Calley, of Portland, said her legislation will help people understand the campaign finance process by eliminating inconsistencies and providing precise rules, especially regarding prizes and gifts associated with fundraising.
“This is a common practice that was taking place in Michigan, but it wasn’t properly addressed in our campaign finance regulations,” said Calley, who chairs the House Elections and Ethics Committee. “It’s important to keep our laws up to date, so people have a clear understanding of the regulations they’re expected to follow.”
Michigan’s campaign finance law will now clearly state that a connected organization – a trade organization, for example – can offer a gift or prize in exchange for a contribution to a separate segregated fund, such as a political action committee.
The previous practice of the Michigan Secretary of State was to allow gifts valued at up to 2.5 percent of the contribution.

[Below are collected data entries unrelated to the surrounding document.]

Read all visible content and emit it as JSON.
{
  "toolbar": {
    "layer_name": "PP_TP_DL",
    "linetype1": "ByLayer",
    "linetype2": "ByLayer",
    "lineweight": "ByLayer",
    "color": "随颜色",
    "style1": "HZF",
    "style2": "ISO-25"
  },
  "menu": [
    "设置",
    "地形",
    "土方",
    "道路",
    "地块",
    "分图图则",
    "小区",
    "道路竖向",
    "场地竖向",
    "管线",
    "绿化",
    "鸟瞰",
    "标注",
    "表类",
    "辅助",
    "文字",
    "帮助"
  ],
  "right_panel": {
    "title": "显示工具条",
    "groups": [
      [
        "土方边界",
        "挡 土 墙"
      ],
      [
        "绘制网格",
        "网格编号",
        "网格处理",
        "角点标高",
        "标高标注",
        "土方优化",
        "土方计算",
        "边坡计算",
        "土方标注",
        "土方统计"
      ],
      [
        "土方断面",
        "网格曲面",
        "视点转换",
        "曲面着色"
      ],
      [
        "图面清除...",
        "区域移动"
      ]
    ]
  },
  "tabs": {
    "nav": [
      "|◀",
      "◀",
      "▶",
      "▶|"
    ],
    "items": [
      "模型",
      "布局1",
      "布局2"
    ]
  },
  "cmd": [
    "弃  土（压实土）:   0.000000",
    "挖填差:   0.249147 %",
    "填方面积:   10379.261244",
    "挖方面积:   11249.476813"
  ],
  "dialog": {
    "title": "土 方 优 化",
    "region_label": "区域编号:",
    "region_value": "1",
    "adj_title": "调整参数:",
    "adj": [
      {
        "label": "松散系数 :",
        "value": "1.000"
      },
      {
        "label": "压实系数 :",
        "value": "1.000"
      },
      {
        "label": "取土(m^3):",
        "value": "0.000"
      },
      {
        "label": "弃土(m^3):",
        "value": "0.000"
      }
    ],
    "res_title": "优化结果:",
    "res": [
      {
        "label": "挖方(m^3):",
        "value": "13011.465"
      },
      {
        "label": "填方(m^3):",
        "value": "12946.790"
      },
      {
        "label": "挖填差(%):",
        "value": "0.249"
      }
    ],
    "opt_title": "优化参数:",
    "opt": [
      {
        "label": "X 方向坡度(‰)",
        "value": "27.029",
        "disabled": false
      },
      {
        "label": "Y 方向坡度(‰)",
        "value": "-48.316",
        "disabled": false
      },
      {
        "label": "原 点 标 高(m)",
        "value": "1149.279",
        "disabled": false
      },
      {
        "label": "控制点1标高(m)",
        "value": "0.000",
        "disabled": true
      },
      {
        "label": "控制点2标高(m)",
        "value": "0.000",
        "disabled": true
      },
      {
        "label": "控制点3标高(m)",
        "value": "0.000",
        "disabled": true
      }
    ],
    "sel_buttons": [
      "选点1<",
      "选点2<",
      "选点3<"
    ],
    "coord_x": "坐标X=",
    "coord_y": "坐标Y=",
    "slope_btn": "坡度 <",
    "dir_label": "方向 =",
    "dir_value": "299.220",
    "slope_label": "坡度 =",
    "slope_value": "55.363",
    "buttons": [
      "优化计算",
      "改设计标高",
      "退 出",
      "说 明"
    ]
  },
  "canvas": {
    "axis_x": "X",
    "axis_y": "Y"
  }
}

So, a $1,000 contribution could result in a $25 gift. Calley’s reforms cap gifts and prizes at $5 or 10 percent of the contribution, whichever is less.
The new law also addresses how these transactions would be declared on campaign finance reports.
“We made the process more transparent by adding the reporting requirement, which was not previously in place,” Calley said.
House Bill 4446 is now Public Act 93 of 2019.